The conservatives have held Milan, Italy's financial and fashion capital and the center of Berlusconi's business, for nearly 20 years. The city is also a crucial power base of Berlusconi's main government party, the Northern League.
But in the first round of voting two weeks ago, Berlusconi's candidate, incumbent Mayor Letizia Moratti, trailed behind her center-left opponent, Giuliano Pisapia, by more than 6 percentage points.
In Naples, the other key race, Berlusconi's candidate, Gianni Lettieri, is seen as a front-runner after he won the first round _ though he failed to garner the 51 percent of the vote necessary to avoid a run-off. His opponent is a former magistrate, Luigi de Magistris, who promises to increase recycling to help ease Naples' long-standing garbage collection crisis.
The center-left has long controlled Naples, but Berlusconi has a chance to grab it as Neapolitans might punish local administrators for failing to solve the garbage problem and decrease the city's high unemployment rate.
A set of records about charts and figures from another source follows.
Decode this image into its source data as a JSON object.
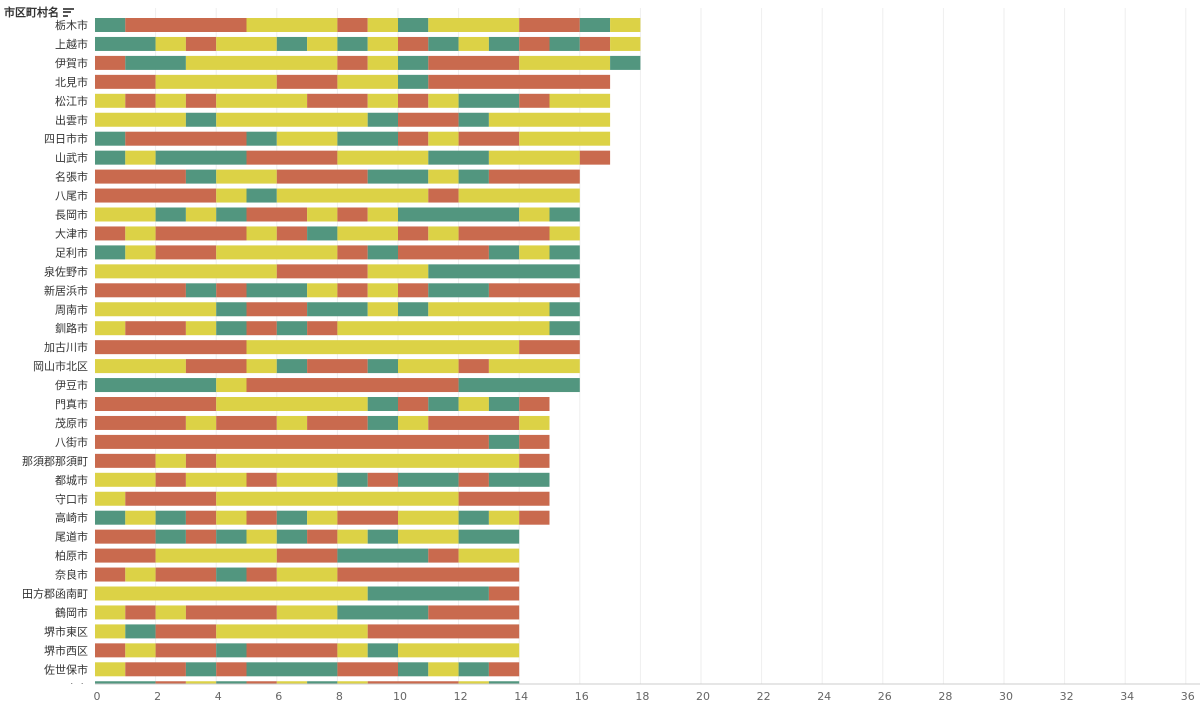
{
  "header": {
    "title": "市区町村名"
  },
  "icons": {
    "sort": "sort-descending-icon"
  },
  "colors": {
    "teal": "#52967f",
    "orange": "#c96a4e",
    "yellow": "#dcd246",
    "grid": "#eeeeee",
    "axis": "#cccccc"
  },
  "chart_data": {
    "type": "bar",
    "orientation": "horizontal",
    "stacked": true,
    "xlim": [
      0,
      36
    ],
    "ticks": [
      0,
      2,
      4,
      6,
      8,
      10,
      12,
      14,
      16,
      18,
      20,
      22,
      24,
      26,
      28,
      30,
      32,
      34,
      36
    ],
    "grid": true,
    "categories": [
      "栃木市",
      "上越市",
      "伊賀市",
      "北見市",
      "松江市",
      "出雲市",
      "四日市市",
      "山武市",
      "名張市",
      "八尾市",
      "長岡市",
      "大津市",
      "足利市",
      "泉佐野市",
      "新居浜市",
      "周南市",
      "釧路市",
      "加古川市",
      "岡山市北区",
      "伊豆市",
      "門真市",
      "茂原市",
      "八街市",
      "那須郡那須町",
      "都城市",
      "守口市",
      "高崎市",
      "尾道市",
      "柏原市",
      "奈良市",
      "田方郡函南町",
      "鶴岡市",
      "堺市東区",
      "堺市西区",
      "佐世保市",
      "甲府市"
    ],
    "segments": [
      [
        [
          "t",
          1
        ],
        [
          "o",
          4
        ],
        [
          "y",
          3
        ],
        [
          "o",
          1
        ],
        [
          "y",
          1
        ],
        [
          "t",
          1
        ],
        [
          "y",
          3
        ],
        [
          "o",
          2
        ],
        [
          "t",
          1
        ],
        [
          "y",
          1
        ]
      ],
      [
        [
          "t",
          2
        ],
        [
          "y",
          1
        ],
        [
          "o",
          1
        ],
        [
          "y",
          2
        ],
        [
          "t",
          1
        ],
        [
          "y",
          1
        ],
        [
          "t",
          1
        ],
        [
          "y",
          1
        ],
        [
          "o",
          1
        ],
        [
          "t",
          1
        ],
        [
          "y",
          1
        ],
        [
          "t",
          1
        ],
        [
          "o",
          1
        ],
        [
          "t",
          1
        ],
        [
          "o",
          1
        ],
        [
          "y",
          1
        ]
      ],
      [
        [
          "o",
          1
        ],
        [
          "t",
          2
        ],
        [
          "y",
          5
        ],
        [
          "o",
          1
        ],
        [
          "y",
          1
        ],
        [
          "t",
          1
        ],
        [
          "o",
          3
        ],
        [
          "y",
          3
        ],
        [
          "t",
          1
        ]
      ],
      [
        [
          "o",
          2
        ],
        [
          "y",
          4
        ],
        [
          "o",
          2
        ],
        [
          "y",
          2
        ],
        [
          "t",
          1
        ],
        [
          "o",
          6
        ]
      ],
      [
        [
          "y",
          1
        ],
        [
          "o",
          1
        ],
        [
          "y",
          1
        ],
        [
          "o",
          1
        ],
        [
          "y",
          3
        ],
        [
          "o",
          2
        ],
        [
          "y",
          1
        ],
        [
          "o",
          1
        ],
        [
          "y",
          1
        ],
        [
          "t",
          2
        ],
        [
          "o",
          1
        ],
        [
          "y",
          2
        ]
      ],
      [
        [
          "y",
          3
        ],
        [
          "t",
          1
        ],
        [
          "y",
          5
        ],
        [
          "t",
          1
        ],
        [
          "o",
          2
        ],
        [
          "t",
          1
        ],
        [
          "y",
          4
        ]
      ],
      [
        [
          "t",
          1
        ],
        [
          "o",
          4
        ],
        [
          "t",
          1
        ],
        [
          "y",
          2
        ],
        [
          "t",
          2
        ],
        [
          "o",
          1
        ],
        [
          "y",
          1
        ],
        [
          "o",
          2
        ],
        [
          "y",
          3
        ]
      ],
      [
        [
          "t",
          1
        ],
        [
          "y",
          1
        ],
        [
          "t",
          3
        ],
        [
          "o",
          3
        ],
        [
          "y",
          3
        ],
        [
          "t",
          2
        ],
        [
          "y",
          3
        ],
        [
          "o",
          1
        ]
      ],
      [
        [
          "o",
          3
        ],
        [
          "t",
          1
        ],
        [
          "y",
          2
        ],
        [
          "o",
          3
        ],
        [
          "t",
          2
        ],
        [
          "y",
          1
        ],
        [
          "t",
          1
        ],
        [
          "o",
          3
        ]
      ],
      [
        [
          "o",
          4
        ],
        [
          "y",
          1
        ],
        [
          "t",
          1
        ],
        [
          "y",
          5
        ],
        [
          "o",
          1
        ],
        [
          "y",
          4
        ]
      ],
      [
        [
          "y",
          2
        ],
        [
          "t",
          1
        ],
        [
          "y",
          1
        ],
        [
          "t",
          1
        ],
        [
          "o",
          2
        ],
        [
          "y",
          1
        ],
        [
          "o",
          1
        ],
        [
          "y",
          1
        ],
        [
          "t",
          4
        ],
        [
          "y",
          1
        ],
        [
          "t",
          1
        ]
      ],
      [
        [
          "o",
          1
        ],
        [
          "y",
          1
        ],
        [
          "o",
          3
        ],
        [
          "y",
          1
        ],
        [
          "o",
          1
        ],
        [
          "t",
          1
        ],
        [
          "y",
          2
        ],
        [
          "o",
          1
        ],
        [
          "y",
          1
        ],
        [
          "o",
          3
        ],
        [
          "y",
          1
        ]
      ],
      [
        [
          "t",
          1
        ],
        [
          "y",
          1
        ],
        [
          "o",
          2
        ],
        [
          "y",
          4
        ],
        [
          "o",
          1
        ],
        [
          "t",
          1
        ],
        [
          "o",
          3
        ],
        [
          "t",
          1
        ],
        [
          "y",
          1
        ],
        [
          "t",
          1
        ]
      ],
      [
        [
          "y",
          6
        ],
        [
          "o",
          3
        ],
        [
          "y",
          2
        ],
        [
          "t",
          5
        ]
      ],
      [
        [
          "o",
          3
        ],
        [
          "t",
          1
        ],
        [
          "o",
          1
        ],
        [
          "t",
          2
        ],
        [
          "y",
          1
        ],
        [
          "o",
          1
        ],
        [
          "y",
          1
        ],
        [
          "o",
          1
        ],
        [
          "t",
          2
        ],
        [
          "o",
          3
        ]
      ],
      [
        [
          "y",
          4
        ],
        [
          "t",
          1
        ],
        [
          "o",
          2
        ],
        [
          "t",
          2
        ],
        [
          "y",
          1
        ],
        [
          "t",
          1
        ],
        [
          "y",
          4
        ],
        [
          "t",
          1
        ]
      ],
      [
        [
          "y",
          1
        ],
        [
          "o",
          2
        ],
        [
          "y",
          1
        ],
        [
          "t",
          1
        ],
        [
          "o",
          1
        ],
        [
          "t",
          1
        ],
        [
          "o",
          1
        ],
        [
          "y",
          7
        ],
        [
          "t",
          1
        ]
      ],
      [
        [
          "o",
          5
        ],
        [
          "y",
          9
        ],
        [
          "o",
          2
        ]
      ],
      [
        [
          "y",
          3
        ],
        [
          "o",
          2
        ],
        [
          "y",
          1
        ],
        [
          "t",
          1
        ],
        [
          "o",
          2
        ],
        [
          "t",
          1
        ],
        [
          "y",
          2
        ],
        [
          "o",
          1
        ],
        [
          "y",
          3
        ]
      ],
      [
        [
          "t",
          4
        ],
        [
          "y",
          1
        ],
        [
          "o",
          7
        ],
        [
          "t",
          4
        ]
      ],
      [
        [
          "o",
          4
        ],
        [
          "y",
          5
        ],
        [
          "t",
          1
        ],
        [
          "o",
          1
        ],
        [
          "t",
          1
        ],
        [
          "y",
          1
        ],
        [
          "t",
          1
        ],
        [
          "o",
          1
        ]
      ],
      [
        [
          "o",
          3
        ],
        [
          "y",
          1
        ],
        [
          "o",
          2
        ],
        [
          "y",
          1
        ],
        [
          "o",
          2
        ],
        [
          "t",
          1
        ],
        [
          "y",
          1
        ],
        [
          "o",
          3
        ],
        [
          "y",
          1
        ]
      ],
      [
        [
          "o",
          13
        ],
        [
          "t",
          1
        ],
        [
          "o",
          1
        ]
      ],
      [
        [
          "o",
          2
        ],
        [
          "y",
          1
        ],
        [
          "o",
          1
        ],
        [
          "y",
          10
        ],
        [
          "o",
          1
        ]
      ],
      [
        [
          "y",
          2
        ],
        [
          "o",
          1
        ],
        [
          "y",
          2
        ],
        [
          "o",
          1
        ],
        [
          "y",
          2
        ],
        [
          "t",
          1
        ],
        [
          "o",
          1
        ],
        [
          "t",
          2
        ],
        [
          "o",
          1
        ],
        [
          "t",
          2
        ]
      ],
      [
        [
          "y",
          1
        ],
        [
          "o",
          3
        ],
        [
          "y",
          8
        ],
        [
          "o",
          3
        ]
      ],
      [
        [
          "t",
          1
        ],
        [
          "y",
          1
        ],
        [
          "t",
          1
        ],
        [
          "o",
          1
        ],
        [
          "y",
          1
        ],
        [
          "o",
          1
        ],
        [
          "t",
          1
        ],
        [
          "y",
          1
        ],
        [
          "o",
          2
        ],
        [
          "y",
          2
        ],
        [
          "t",
          1
        ],
        [
          "y",
          1
        ],
        [
          "o",
          1
        ]
      ],
      [
        [
          "o",
          2
        ],
        [
          "t",
          1
        ],
        [
          "o",
          1
        ],
        [
          "t",
          1
        ],
        [
          "y",
          1
        ],
        [
          "t",
          1
        ],
        [
          "o",
          1
        ],
        [
          "y",
          1
        ],
        [
          "t",
          1
        ],
        [
          "y",
          2
        ],
        [
          "t",
          2
        ]
      ],
      [
        [
          "o",
          2
        ],
        [
          "y",
          4
        ],
        [
          "o",
          2
        ],
        [
          "t",
          3
        ],
        [
          "o",
          1
        ],
        [
          "y",
          2
        ]
      ],
      [
        [
          "o",
          1
        ],
        [
          "y",
          1
        ],
        [
          "o",
          2
        ],
        [
          "t",
          1
        ],
        [
          "o",
          1
        ],
        [
          "y",
          2
        ],
        [
          "o",
          6
        ]
      ],
      [
        [
          "y",
          9
        ],
        [
          "t",
          4
        ],
        [
          "o",
          1
        ]
      ],
      [
        [
          "y",
          1
        ],
        [
          "o",
          1
        ],
        [
          "y",
          1
        ],
        [
          "o",
          3
        ],
        [
          "y",
          2
        ],
        [
          "t",
          3
        ],
        [
          "o",
          3
        ]
      ],
      [
        [
          "y",
          1
        ],
        [
          "t",
          1
        ],
        [
          "o",
          2
        ],
        [
          "y",
          5
        ],
        [
          "o",
          5
        ]
      ],
      [
        [
          "o",
          1
        ],
        [
          "y",
          1
        ],
        [
          "o",
          2
        ],
        [
          "t",
          1
        ],
        [
          "o",
          3
        ],
        [
          "y",
          1
        ],
        [
          "t",
          1
        ],
        [
          "y",
          4
        ]
      ],
      [
        [
          "y",
          1
        ],
        [
          "o",
          2
        ],
        [
          "t",
          1
        ],
        [
          "o",
          1
        ],
        [
          "t",
          3
        ],
        [
          "o",
          2
        ],
        [
          "t",
          1
        ],
        [
          "y",
          1
        ],
        [
          "t",
          1
        ],
        [
          "o",
          1
        ]
      ],
      [
        [
          "t",
          2
        ],
        [
          "o",
          1
        ],
        [
          "y",
          1
        ],
        [
          "t",
          1
        ],
        [
          "o",
          1
        ],
        [
          "y",
          1
        ],
        [
          "t",
          1
        ],
        [
          "y",
          1
        ],
        [
          "o",
          3
        ],
        [
          "y",
          1
        ],
        [
          "t",
          1
        ]
      ]
    ]
  }
}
Berlusconi insists his government's stability will not be affected by the local voting, whatever the result. But his own popularity has been sagging, amid the country's economic woes and his personal legal problems.
Ratings agency Standard and Poor's has cut its outlook for Italy's debt from stable to negative, citing low growth and concerns about the government's ability to reduce public borrowing. This week, the government was criticized by the powerful industrialists' association Confindustria for failing to revive the country's sluggish economy.
In April, Berlusconi went on trial on charges that he paid for sex with an underage Moroccan prostitute and tried to cover it up. This current voting is his first electoral test since the trial opened. Another three cases _ all related to his business _ are active against him in Milan.
The premier has denied all the charges and accused magistrates of being intent of ousting him politically.
He even took his fury against the Italian magistrates to last week's Group of Eight summit in France, telling a seemingly surprised President Barack Obama that "we have almost a dictatorship of leftist judges."
The move, caught by cameras, has drawn a barrage of criticism and scorn, and led a recently appointed undersecretary, Daniela Melchiorre, to pull out of the government.